Se, da un lato, Ezio Gribaudo è conosciuto per la sua amicizia con gli artisti che hanno segnato il XIX secolo e per la sua nota attività nel campo della grafica e dell’editoria, dall’altro, è importante sottolinearne la sua produzione artistica in senso puro, dipinti e sculture. Un percorso singolare, scandito da serie e temi, dove l’oggetto e la parola sono talvolta coprotagonisti di una ricerca espressiva, di volta in volta, legata a tecniche differenti che, spesso, hanno a che fare con i materiali e gli oggetti del mondo della grafica, come i flani impressi per la realizzazione delle lastre – che Gribaudo utilizza come supporto per le sue pitture – oppure il polistirolo, il legno, la carta buvard, la lamina metallica e altri. 
Nascono dunque i Logogrifi, il Diario di New York (1961), la lunga serie di Pinocchio, nella quale il burattino viene contestualizzato nelle situazioni più disparate, i Metallogrifi, i Teatri della memoria – dove l’impiego e la tecnica consueta della tipografia è evidente e al contempo uniformemente armonizzata –, i Dinosauri, i Velieri, i Nudi, gli Alberi. E poi le Piramidi, sculture geometriche realizzate dopo il primo allunaggio, le cartelle di incisioni e litografie e i libri d’artista, vere e proprie opere d’arte in esemplari unici. Una commistione di tecniche e materiali che rendono le sue realizzazioni singolari e difficilmente classificabili. Dall’essenzialità delle opere nelle quali il bianco ha un ruolo determinate e dove le forme sono scarne e lineari, si passa a realizzazioni nelle quali animali e forme fantastiche affollano le superfici e il fruitore è trasportato in un’atmosfera giocosa, sognante e piena di colore.

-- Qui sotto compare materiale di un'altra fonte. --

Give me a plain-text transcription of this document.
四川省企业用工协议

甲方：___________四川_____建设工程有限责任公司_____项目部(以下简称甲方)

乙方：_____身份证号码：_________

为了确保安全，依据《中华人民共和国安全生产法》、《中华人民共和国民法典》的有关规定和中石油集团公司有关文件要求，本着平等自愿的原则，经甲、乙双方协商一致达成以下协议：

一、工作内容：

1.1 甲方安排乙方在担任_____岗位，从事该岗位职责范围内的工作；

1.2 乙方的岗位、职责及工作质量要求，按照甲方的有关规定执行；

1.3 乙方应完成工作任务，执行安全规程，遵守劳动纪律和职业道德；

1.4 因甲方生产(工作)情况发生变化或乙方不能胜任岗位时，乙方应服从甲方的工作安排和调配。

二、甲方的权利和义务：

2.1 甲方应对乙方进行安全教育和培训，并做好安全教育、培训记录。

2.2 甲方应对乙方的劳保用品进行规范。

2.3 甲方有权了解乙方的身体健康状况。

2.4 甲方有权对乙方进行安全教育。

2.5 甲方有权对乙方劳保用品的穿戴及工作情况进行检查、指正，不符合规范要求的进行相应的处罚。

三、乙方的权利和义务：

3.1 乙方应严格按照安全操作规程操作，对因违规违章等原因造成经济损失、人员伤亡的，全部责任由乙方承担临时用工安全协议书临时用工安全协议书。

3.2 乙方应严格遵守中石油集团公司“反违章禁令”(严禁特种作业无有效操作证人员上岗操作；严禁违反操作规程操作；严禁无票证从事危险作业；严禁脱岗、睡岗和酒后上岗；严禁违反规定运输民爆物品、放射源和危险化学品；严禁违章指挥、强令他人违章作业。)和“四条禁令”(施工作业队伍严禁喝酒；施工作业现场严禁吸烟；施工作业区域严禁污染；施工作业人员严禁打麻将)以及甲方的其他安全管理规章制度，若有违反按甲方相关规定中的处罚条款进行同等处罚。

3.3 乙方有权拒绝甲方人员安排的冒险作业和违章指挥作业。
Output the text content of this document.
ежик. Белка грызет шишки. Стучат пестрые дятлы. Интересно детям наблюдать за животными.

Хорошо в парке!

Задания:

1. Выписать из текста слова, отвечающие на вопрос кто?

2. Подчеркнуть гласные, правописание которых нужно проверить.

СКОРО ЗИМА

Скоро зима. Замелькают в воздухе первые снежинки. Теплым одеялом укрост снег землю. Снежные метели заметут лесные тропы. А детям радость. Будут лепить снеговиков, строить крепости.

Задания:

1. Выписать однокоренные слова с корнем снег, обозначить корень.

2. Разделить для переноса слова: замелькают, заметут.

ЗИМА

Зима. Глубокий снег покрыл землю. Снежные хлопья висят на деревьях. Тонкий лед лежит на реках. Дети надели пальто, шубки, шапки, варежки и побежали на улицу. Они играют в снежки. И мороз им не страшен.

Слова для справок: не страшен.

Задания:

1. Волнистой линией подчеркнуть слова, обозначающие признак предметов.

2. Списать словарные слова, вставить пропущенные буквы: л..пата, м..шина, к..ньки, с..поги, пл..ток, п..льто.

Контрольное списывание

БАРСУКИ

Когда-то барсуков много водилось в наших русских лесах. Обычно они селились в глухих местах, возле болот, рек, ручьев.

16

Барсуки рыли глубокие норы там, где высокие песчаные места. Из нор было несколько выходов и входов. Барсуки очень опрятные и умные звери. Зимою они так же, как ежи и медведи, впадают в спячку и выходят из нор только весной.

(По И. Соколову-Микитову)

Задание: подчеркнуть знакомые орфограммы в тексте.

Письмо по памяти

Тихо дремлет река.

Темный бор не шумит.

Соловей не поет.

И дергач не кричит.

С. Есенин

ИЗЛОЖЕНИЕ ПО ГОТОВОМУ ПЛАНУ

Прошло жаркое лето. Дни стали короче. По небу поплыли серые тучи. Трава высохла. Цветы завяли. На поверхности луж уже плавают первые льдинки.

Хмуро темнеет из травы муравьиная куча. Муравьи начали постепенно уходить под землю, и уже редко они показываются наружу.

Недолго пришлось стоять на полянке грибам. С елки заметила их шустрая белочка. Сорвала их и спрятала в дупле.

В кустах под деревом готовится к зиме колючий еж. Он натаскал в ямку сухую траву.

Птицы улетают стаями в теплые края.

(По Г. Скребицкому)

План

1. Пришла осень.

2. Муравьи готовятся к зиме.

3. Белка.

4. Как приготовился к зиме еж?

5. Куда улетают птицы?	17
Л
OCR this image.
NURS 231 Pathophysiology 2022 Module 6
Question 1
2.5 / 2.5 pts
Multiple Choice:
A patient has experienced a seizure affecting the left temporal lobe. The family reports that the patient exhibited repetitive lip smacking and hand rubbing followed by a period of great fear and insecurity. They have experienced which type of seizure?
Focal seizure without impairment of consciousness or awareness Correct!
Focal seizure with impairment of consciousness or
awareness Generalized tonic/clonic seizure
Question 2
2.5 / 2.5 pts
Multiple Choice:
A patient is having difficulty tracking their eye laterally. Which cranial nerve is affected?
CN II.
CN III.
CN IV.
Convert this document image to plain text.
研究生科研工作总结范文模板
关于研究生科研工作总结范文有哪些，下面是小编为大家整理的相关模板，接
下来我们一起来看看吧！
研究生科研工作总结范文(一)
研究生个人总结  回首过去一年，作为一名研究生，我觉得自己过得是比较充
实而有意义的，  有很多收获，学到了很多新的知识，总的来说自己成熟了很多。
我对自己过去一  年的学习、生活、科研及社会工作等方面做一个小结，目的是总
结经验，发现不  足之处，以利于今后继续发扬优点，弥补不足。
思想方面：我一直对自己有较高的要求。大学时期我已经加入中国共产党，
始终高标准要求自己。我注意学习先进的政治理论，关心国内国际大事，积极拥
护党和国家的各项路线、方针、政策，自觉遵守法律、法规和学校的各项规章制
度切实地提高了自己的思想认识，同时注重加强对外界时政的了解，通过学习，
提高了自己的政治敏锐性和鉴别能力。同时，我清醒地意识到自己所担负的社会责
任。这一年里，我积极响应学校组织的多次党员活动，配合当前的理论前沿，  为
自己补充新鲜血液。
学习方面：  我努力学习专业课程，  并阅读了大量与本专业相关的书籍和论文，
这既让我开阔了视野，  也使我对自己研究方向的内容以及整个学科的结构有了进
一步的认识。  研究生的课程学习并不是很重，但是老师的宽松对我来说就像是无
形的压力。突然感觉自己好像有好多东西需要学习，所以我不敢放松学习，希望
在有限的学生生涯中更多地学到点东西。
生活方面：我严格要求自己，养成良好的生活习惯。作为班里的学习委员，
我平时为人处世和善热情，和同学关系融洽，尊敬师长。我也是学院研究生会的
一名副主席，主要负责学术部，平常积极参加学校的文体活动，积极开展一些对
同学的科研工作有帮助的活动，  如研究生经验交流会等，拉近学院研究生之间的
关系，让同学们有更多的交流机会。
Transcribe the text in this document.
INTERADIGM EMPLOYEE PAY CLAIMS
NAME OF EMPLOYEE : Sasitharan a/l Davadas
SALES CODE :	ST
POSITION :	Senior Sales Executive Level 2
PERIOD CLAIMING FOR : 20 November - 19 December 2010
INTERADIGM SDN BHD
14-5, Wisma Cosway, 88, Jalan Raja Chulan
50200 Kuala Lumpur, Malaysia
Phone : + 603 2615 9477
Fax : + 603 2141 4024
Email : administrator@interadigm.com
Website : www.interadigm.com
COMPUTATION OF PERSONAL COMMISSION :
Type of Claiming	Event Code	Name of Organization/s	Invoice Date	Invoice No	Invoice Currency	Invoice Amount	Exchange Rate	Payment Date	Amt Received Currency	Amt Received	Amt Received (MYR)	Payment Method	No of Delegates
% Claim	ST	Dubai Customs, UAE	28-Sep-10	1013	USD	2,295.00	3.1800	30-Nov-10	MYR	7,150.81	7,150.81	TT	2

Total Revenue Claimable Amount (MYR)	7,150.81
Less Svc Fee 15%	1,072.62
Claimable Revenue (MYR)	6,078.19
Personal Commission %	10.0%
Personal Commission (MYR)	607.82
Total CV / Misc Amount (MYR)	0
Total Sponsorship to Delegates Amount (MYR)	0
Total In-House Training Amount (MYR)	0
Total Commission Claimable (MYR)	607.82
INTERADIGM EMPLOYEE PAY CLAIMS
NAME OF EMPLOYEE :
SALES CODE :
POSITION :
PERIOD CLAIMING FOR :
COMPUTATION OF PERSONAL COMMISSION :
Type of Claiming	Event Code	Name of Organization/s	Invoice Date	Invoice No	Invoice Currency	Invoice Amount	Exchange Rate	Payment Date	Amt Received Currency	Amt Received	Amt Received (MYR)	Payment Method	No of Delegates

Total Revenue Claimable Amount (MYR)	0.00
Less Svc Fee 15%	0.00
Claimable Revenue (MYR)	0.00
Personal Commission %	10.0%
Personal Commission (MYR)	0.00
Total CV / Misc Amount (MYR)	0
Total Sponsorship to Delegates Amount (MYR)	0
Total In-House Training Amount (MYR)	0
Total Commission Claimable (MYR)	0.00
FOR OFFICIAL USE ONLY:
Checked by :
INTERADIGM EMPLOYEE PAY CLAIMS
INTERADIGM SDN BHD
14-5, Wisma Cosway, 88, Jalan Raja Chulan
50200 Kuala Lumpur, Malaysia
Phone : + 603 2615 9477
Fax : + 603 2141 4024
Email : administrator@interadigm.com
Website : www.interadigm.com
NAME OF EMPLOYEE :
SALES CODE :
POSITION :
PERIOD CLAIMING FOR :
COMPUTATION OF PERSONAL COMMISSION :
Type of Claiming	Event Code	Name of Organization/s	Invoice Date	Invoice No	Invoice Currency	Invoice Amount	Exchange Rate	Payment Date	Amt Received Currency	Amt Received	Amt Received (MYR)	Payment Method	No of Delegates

Qui viene fuori l’animo “infantile” di Gribaudo, quello di perenne ragazzo, che ha il suo culmine nei Dinosauri e nelle gabbie, opere, quest’ultime, nelle quali antiche gabbiette da uccelli, dalle forme singolari ed esotiche, accolgono al loro interno pesci multicolori o altri piccoli animaletti. 
Da una parte, le opere di Gribaudo risentono dei suoi interessi legati alla grafica, all’editoria e all’architettura e, quindi, di un coté essenzialmente tecnico, dall’altra, invece, l’artista non manca di volgere uno sguardo attento e appassionato alla storia dell’arte, sia a quella antica che a quella coeva, ricavandone profonda fonte d’ispirazione ma anche elementi di partenza per giungere a risultati del tutto personali. La lezione di Goya e di Francis Bacon è, infatti, evidente nelle tre opere di grande formato del 1964, ispirate a episodi della storia italiana dell’Ottocento (le Cinque giornate di Milano, i Martiri di Belfiore e l’impiccagione di Pier Fortunato Calvi) commissionategli dal museo torinese del Risorgimento l’indomani del centenario dell’Unità d’Italia, e che in occasione dei suoi novant’anni, ne rinnova l’interesse con una piccola mostra aperta fino al 27 gennaio.